OP rate has been reported by Eckel21, Ledda22, Schrijvers23, Grant24, Ambrosh25, and Ellies and Steiner17 from 89% to 100%, whereas we achieved an OP rate of 97.5%.
The 5-year laser alone local control of our cohort was 91.6% while it has been reported in 93% in different series14,20,21, our 5-year ULC was 97.5%, where as we found a 98.7%14,20,21,25,26 reported in the literature. Fortunately, we gladly found that our results are similar as other experienced authors have reported24,27,28 (Table 2).

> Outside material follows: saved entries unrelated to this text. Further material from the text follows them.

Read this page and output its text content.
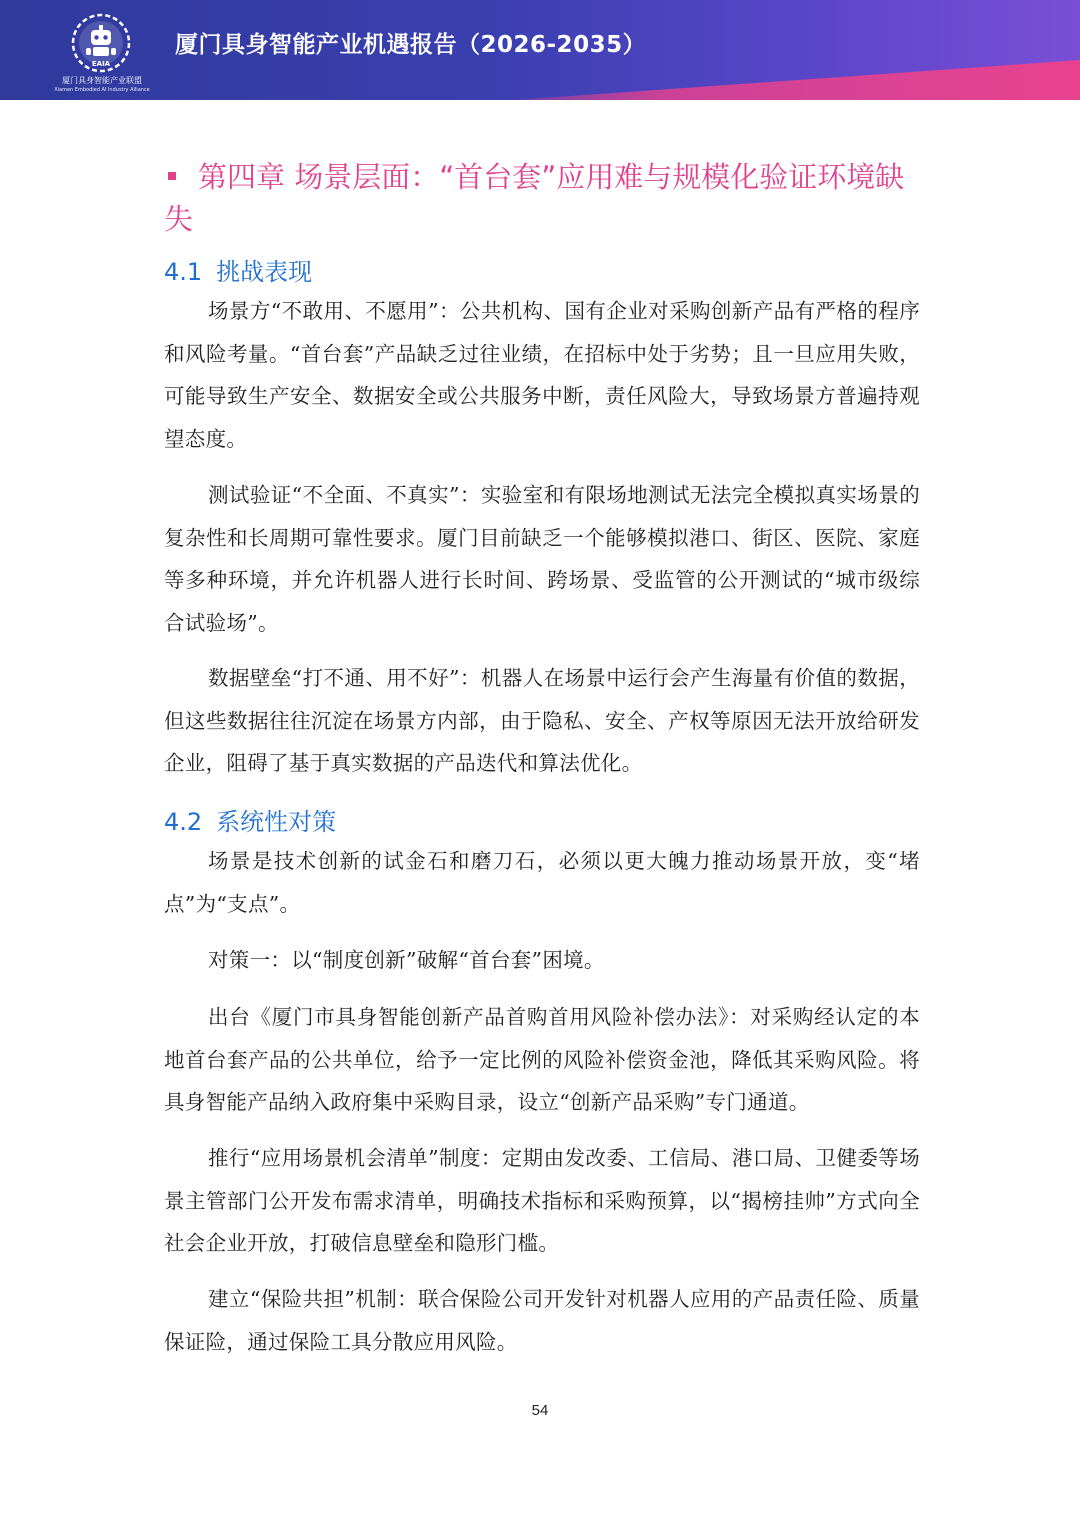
EAIA
厦门具身智能产业联盟
Xiamen Embodied AI Industry Alliance
厦门具身智能产业机遇报告（2026-2035）
第四章 场景层面：“首台套”应用难与规模化验证环境缺失
4.1 挑战表现
场景方“不敢用、不愿用”：公共机构、国有企业对采购创新产品有严格的程序和风险考量。“首台套”产品缺乏过往业绩，在招标中处于劣势；且一旦应用失败，可能导致生产安全、数据安全或公共服务中断，责任风险大，导致场景方普遍持观望态度。
测试验证“不全面、不真实”：实验室和有限场地测试无法完全模拟真实场景的复杂性和长周期可靠性要求。厦门目前缺乏一个能够模拟港口、街区、医院、家庭等多种环境，并允许机器人进行长时间、跨场景、受监管的公开测试的“城市级综合试验场”。
数据壁垒“打不通、用不好”：机器人在场景中运行会产生海量有价值的数据，但这些数据往往沉淀在场景方内部，由于隐私、安全、产权等原因无法开放给研发企业，阻碍了基于真实数据的产品迭代和算法优化。
4.2 系统性对策
场景是技术创新的试金石和磨刀石，必须以更大魄力推动场景开放，变“堵点”为“支点”。
对策一：以“制度创新”破解“首台套”困境。
出台《厦门市具身智能创新产品首购首用风险补偿办法》：对采购经认定的本地首台套产品的公共单位，给予一定比例的风险补偿资金池，降低其采购风险。将具身智能产品纳入政府集中采购目录，设立“创新产品采购”专门通道。
推行“应用场景机会清单”制度：定期由发改委、工信局、港口局、卫健委等场景主管部门公开发布需求清单，明确技术指标和采购预算，以“揭榜挂帅”方式向全社会企业开放，打破信息壁垒和隐形门槛。
建立“保险共担”机制：联合保险公司开发针对机器人应用的产品责任险、质量保证险，通过保险工具分散应用风险。
54
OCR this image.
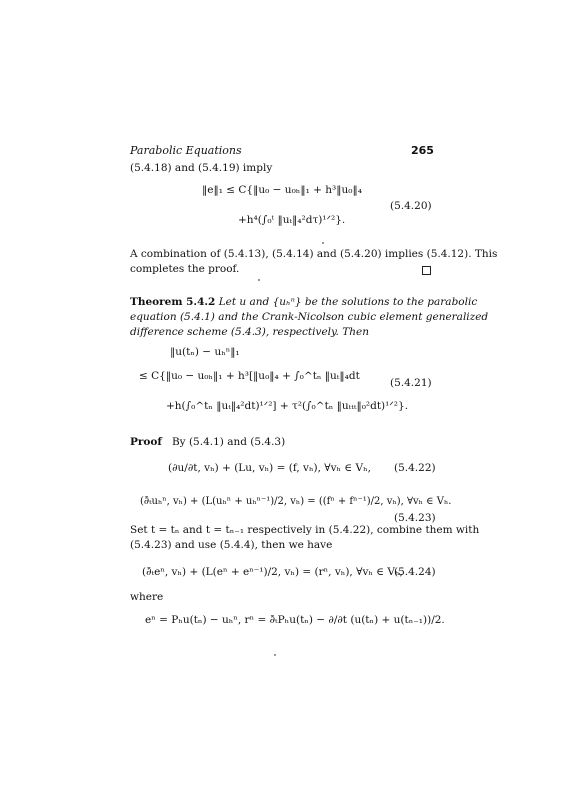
Parabolic Equations	265
(5.4.18) and (5.4.19) imply
‖e‖₁ ≤ C{‖u₀ − u₀ₕ‖₁ + h³‖u₀‖₄
+h⁴(∫₀ᵗ ‖uₜ‖₄²dτ)¹ᐟ²}.
(5.4.20)
A combination of (5.4.13), (5.4.14) and (5.4.20) implies (5.4.12). This
completes the proof.
Theorem 5.4.2 Let u and {uₕⁿ} be the solutions to the parabolic
equation (5.4.1) and the Crank-Nicolson cubic element generalized
difference scheme (5.4.3), respectively. Then
‖u(tₙ) − uₕⁿ‖₁
≤ C{‖u₀ − u₀ₕ‖₁ + h³[‖u₀‖₄ + ∫₀^tₙ ‖uₜ‖₄dt
+h(∫₀^tₙ ‖uₜ‖₄²dt)¹ᐟ²] + τ²(∫₀^tₙ ‖uₜₜₜ‖₀²dt)¹ᐟ²}.
(5.4.21)
Proof By (5.4.1) and (5.4.3)
(∂u/∂t, vₕ) + (Lu, vₕ) = (f, vₕ), ∀vₕ ∈ Vₕ, (5.4.22)
(∂̄ₜuₕⁿ, vₕ) + (L(uₕⁿ + uₕⁿ⁻¹)/2, vₕ) = ((fⁿ + fⁿ⁻¹)/2, vₕ), ∀vₕ ∈ Vₕ.
(5.4.23)
Set t = tₙ and t = tₙ₋₁ respectively in (5.4.22), combine them with
(5.4.23) and use (5.4.4), then we have
(∂̄ₜeⁿ, vₕ) + (L(eⁿ + eⁿ⁻¹)/2, vₕ) = (rⁿ, vₕ), ∀vₕ ∈ Vₕ,
(5.4.24)
where
eⁿ = Pₕu(tₙ) − uₕⁿ, rⁿ = ∂̄ₜPₕu(tₙ) − ∂/∂t (u(tₙ) + u(tₙ₋₁))/2.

Author | OAS % | DSS % | LLC % | OP % |
---|---|---|---|---|
Present study | 87 | 97.5 | 91.6 | 97.5 |
Lee27 | 92.2 | 99 | 94.2 | 96.2 |
Pearson28 | 93 | 91 | 91 | 95 |
Canis29 | 88 | 98 | 86.6 | - |
Stoeckli29 | 85 | 96 | 86 | 96 |
Spector29 | 84 | 95 | 77 | 90 |
Mahler29 | 78 | 98 | 92 | 99 |
DSS: disease-specific survival; LLC: laser local control; OAS: overall survival; OP: organ preservation.

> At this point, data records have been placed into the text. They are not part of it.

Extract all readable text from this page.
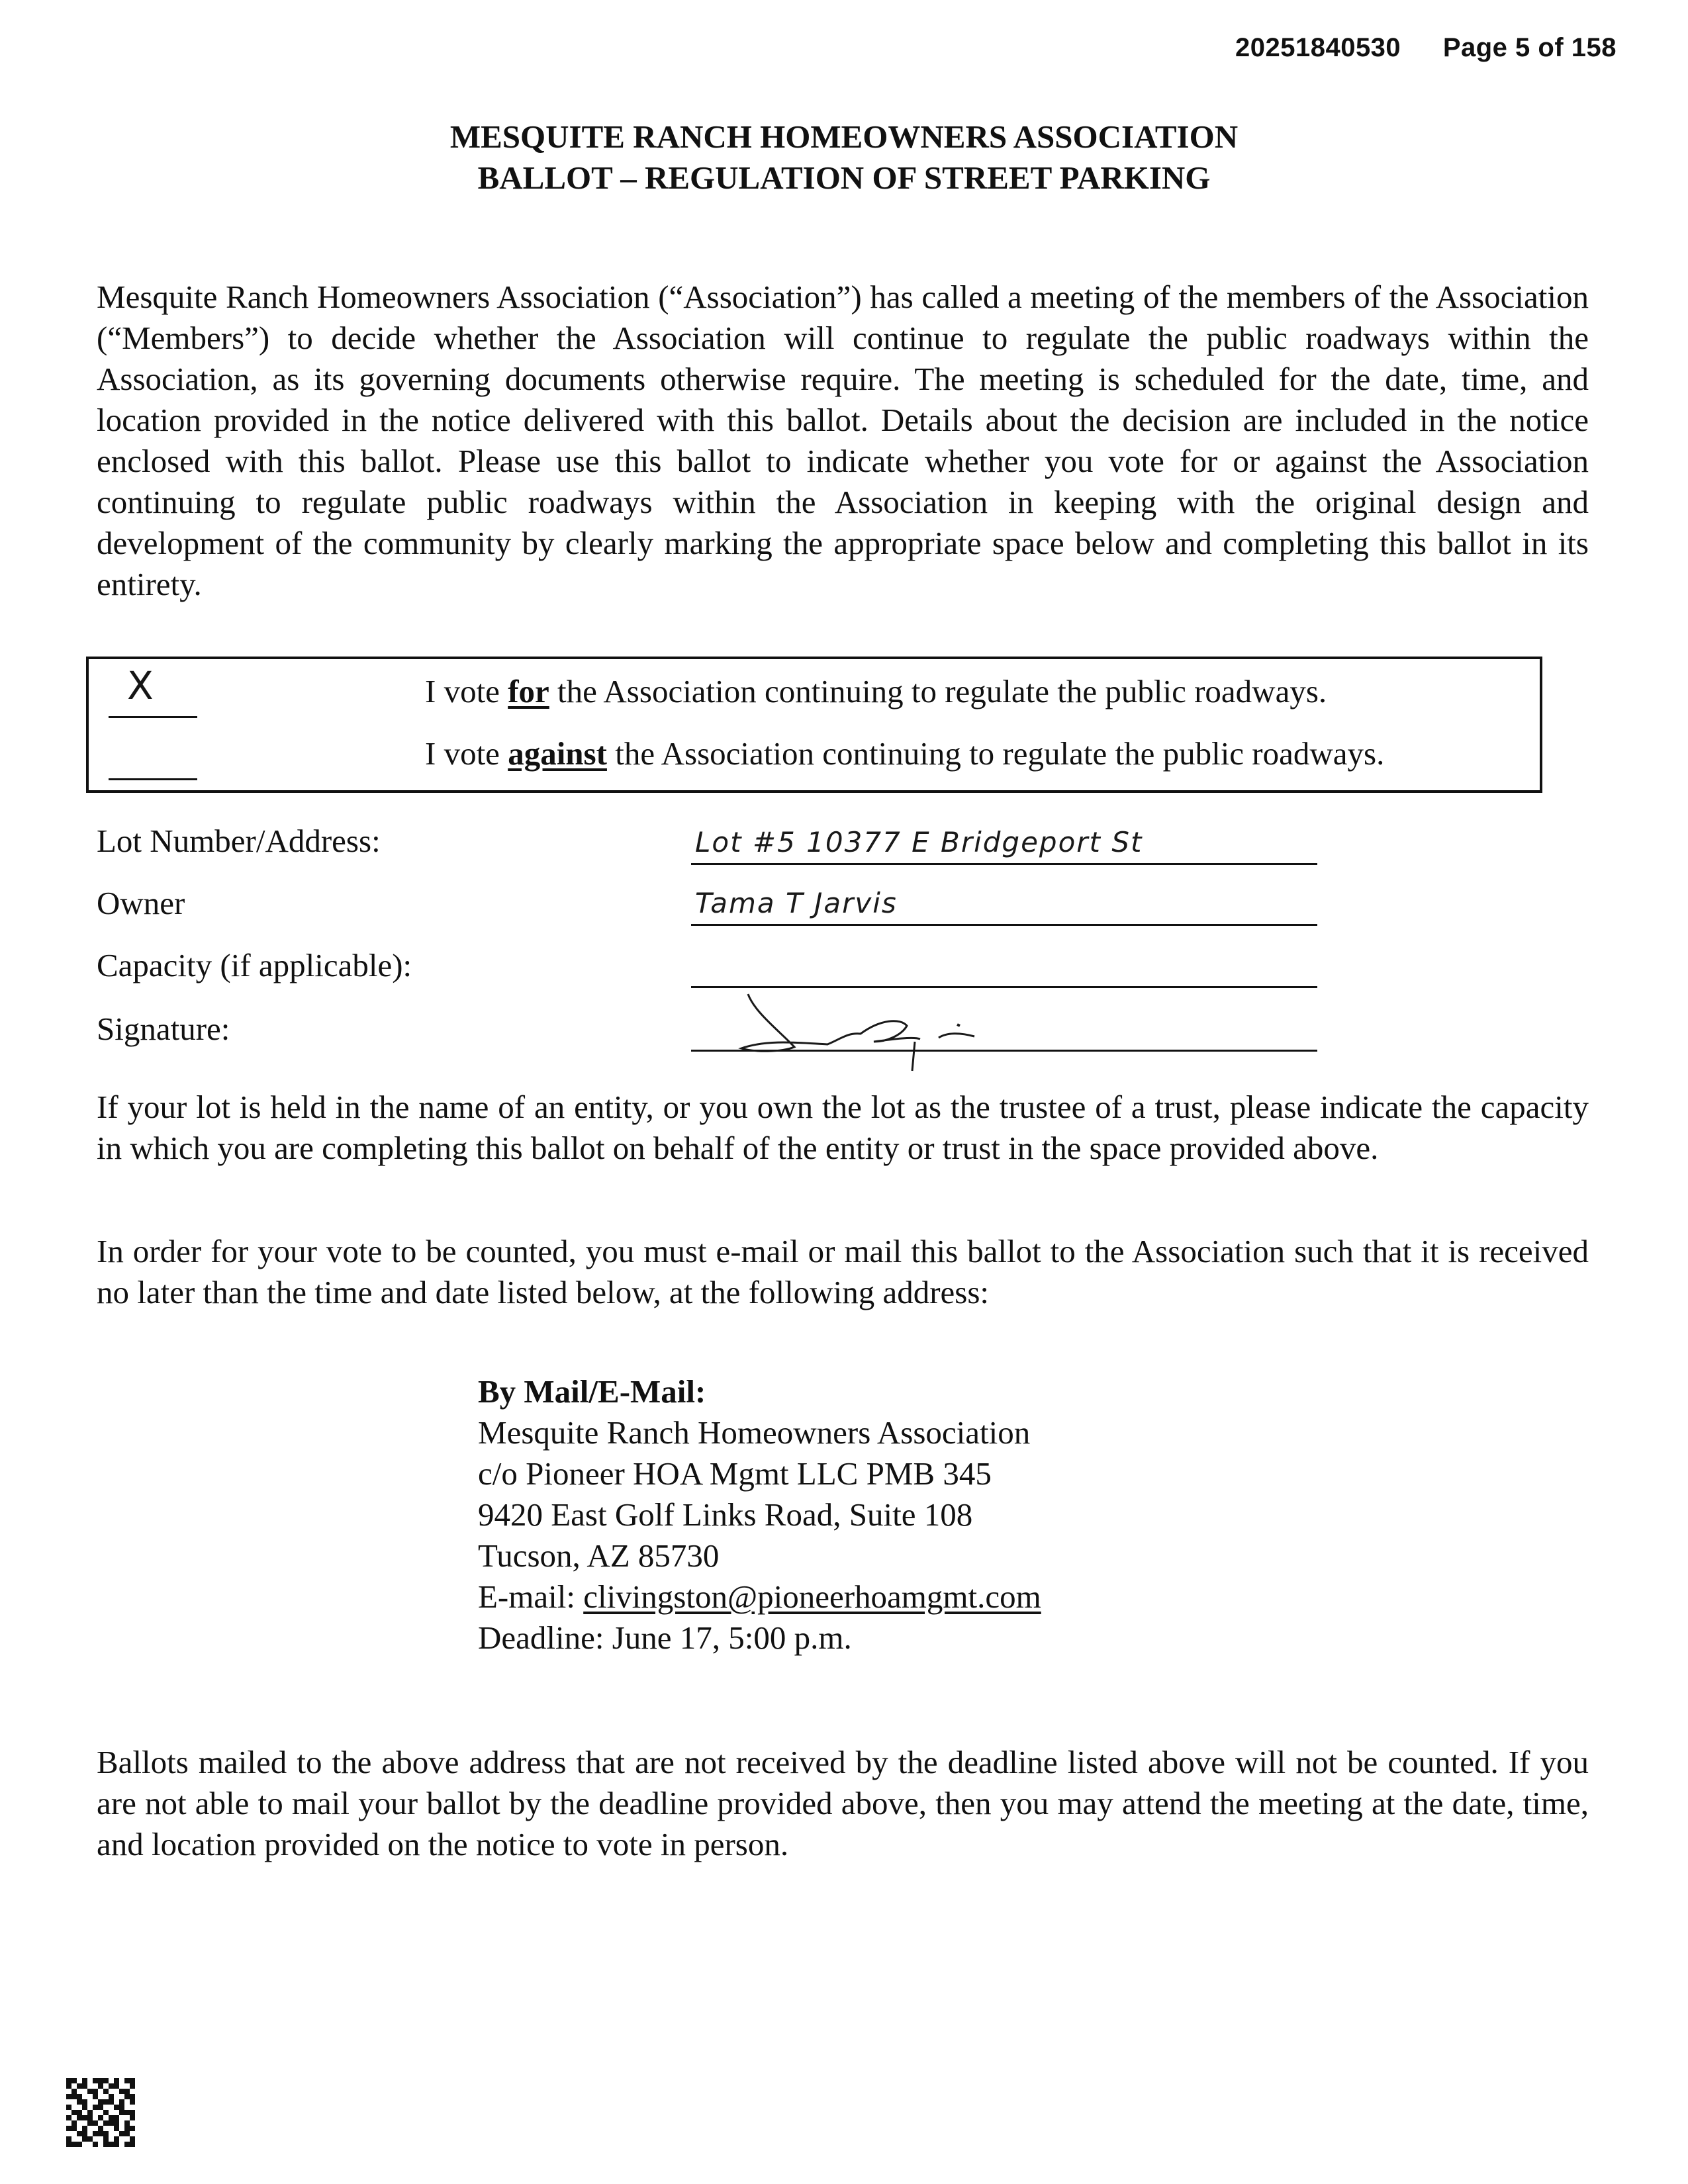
20251840530 Page 5 of 158
MESQUITE RANCH HOMEOWNERS ASSOCIATION
BALLOT – REGULATION OF STREET PARKING
Mesquite Ranch Homeowners Association (“Association”) has called a meeting of the members of the Association (“Members”) to decide whether the Association will continue to regulate the public roadways within the Association, as its governing documents otherwise require. The meeting is scheduled for the date, time, and location provided in the notice delivered with this ballot. Details about the decision are included in the notice enclosed with this ballot. Please use this ballot to indicate whether you vote for or against the Association continuing to regulate public roadways within the Association in keeping with the original design and development of the community by clearly marking the appropriate space below and completing this ballot in its entirety.
X	I vote for the Association continuing to regulate the public roadways.
I vote against the Association continuing to regulate the public roadways.
Lot Number/Address:	Lot #5 10377 E Bridgeport St
Owner	Tama T Jarvis
Capacity (if applicable):
Signature:
If your lot is held in the name of an entity, or you own the lot as the trustee of a trust, please indicate the capacity in which you are completing this ballot on behalf of the entity or trust in the space provided above.
In order for your vote to be counted, you must e-mail or mail this ballot to the Association such that it is received no later than the time and date listed below, at the following address:
By Mail/E-Mail:
Mesquite Ranch Homeowners Association
c/o Pioneer HOA Mgmt LLC PMB 345
9420 East Golf Links Road, Suite 108
Tucson, AZ 85730
E-mail: clivingston@pioneerhoamgmt.com
Deadline: June 17, 5:00 p.m.
Ballots mailed to the above address that are not received by the deadline listed above will not be counted. If you are not able to mail your ballot by the deadline provided above, then you may attend the meeting at the date, time, and location provided on the notice to vote in person.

It is important to mention that multiple efforts have been made to compare oncologic and functional results between endoscopic laser microsurgery and radiotherapy, but this has been difficult because randomized controlled multicenter studies are not yet available29. Taken these in mind, the oncologic results for TLM tend to be better than with radiotherapy (RT) at 5-year estimates30,31; TLM versus RT: LC 85% versus 82%, OAS 84% versus 75%, DSS 94% versus 87%, and OP 89% versus 79%. Regarding open partial laryngectomy (OPL), this technique has higher morbidity and longer recovery time than TLM. However, as it is a more “radical” procedure, the oncologic results have been reported better than it is endoscopic counterpart30; OPL versus TLM: LC 96% versus 85% and OS 89% versus 84%.
Conclusion
Endoscopic laser microsurgery for the treatment of early glottic carcinoma has proved adequate oncological results since its conception and has gathered more than 35 years of experience around the world. Fortunately, we were also able to reproduce the technique and results reported by diverse authors in Europe and in the United States of America following the step-by-step principles described and developed by Dr. Wolfgang Steiner. It is important to say that proper training with adequate surgical equipment and instrumentation is mandatory to achieve this goal.
Due to our results, we consider that laser microsurgery could be performed in other institutions in our country.